On Wed, May 30, 2018 at 8:36 PM, ThePhD <phdofthehouse@gmail.com> wrote:
I've been bikeshedding and looking at a wide variety of languages and implementations of text. Many still use code units and provide iterators to code units as its default level of abstraction. Others provide code points, and a few newer languages and libraries provide grapheme clusters.

I'm beginning to think `std::text` -- in whatever form it takes -- should include no defaults and instead just pack itself with member functions such as `.codepoints()`, `.graphemes(/*options*/)`, `.words(/*options*/)` and let the user decide at what level they want to be working. I think encoding and normalization should be part of the type name, because those are the two very important, but after that we should simply be handing out views and letting people pick whatever abstraction level they want.

At the very least, it means that we don't arm the wrong gun for the user by accident / by default.
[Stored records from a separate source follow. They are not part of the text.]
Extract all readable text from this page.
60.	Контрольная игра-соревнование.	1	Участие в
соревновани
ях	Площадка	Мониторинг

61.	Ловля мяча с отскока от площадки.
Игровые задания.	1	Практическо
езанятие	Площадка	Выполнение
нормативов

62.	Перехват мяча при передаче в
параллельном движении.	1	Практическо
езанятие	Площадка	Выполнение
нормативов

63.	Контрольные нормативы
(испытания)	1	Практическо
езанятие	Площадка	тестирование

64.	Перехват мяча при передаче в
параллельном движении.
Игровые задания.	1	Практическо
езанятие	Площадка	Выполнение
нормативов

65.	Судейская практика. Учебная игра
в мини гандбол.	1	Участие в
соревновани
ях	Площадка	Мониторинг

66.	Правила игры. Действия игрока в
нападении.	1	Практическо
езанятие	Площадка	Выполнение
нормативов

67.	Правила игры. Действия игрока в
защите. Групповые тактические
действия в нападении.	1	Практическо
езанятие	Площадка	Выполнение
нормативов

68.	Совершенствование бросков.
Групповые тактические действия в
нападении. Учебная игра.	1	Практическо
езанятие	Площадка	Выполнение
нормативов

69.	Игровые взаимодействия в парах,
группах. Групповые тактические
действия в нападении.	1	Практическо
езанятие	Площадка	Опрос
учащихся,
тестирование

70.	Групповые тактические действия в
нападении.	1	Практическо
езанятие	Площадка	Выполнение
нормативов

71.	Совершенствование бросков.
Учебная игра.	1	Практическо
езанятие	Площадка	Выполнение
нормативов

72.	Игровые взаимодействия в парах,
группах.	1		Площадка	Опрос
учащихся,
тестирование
And at some level, the user will have to read through even the synopsis of what each of these functions will bring to them. Some are obvious (words, sentences, etc. text segmentation algorithms), but others might require some thinking (codepoints, graphemes in particular).

I can understand that not having defaults could be a frustrating experience to start with, however. I feel like it's justifiable given that there's no 100% right answer. Maybe we can get 80% but it will only make the 20% more surprising. I feel like having docs / tables that describe the various segmentation algorithms, what they bring to table, and what the user can get out of it might be more worth while.

Is this a viable path?

_______________________________________________
Unicode mailing list
Unicode@isocpp.open-std.org
http://www.open-std.org/mailman/listinfo/unicode



Rule #6 on Naming: _not_ understanding is better than _mis_understanding.

begin() and end() will be misunderstood - ie assumed to mean X when they mean Y.
.codepoints(), etc, will not be guessed/assumed.  They will be looked up, then understood.


--
Be seeing you,
Tony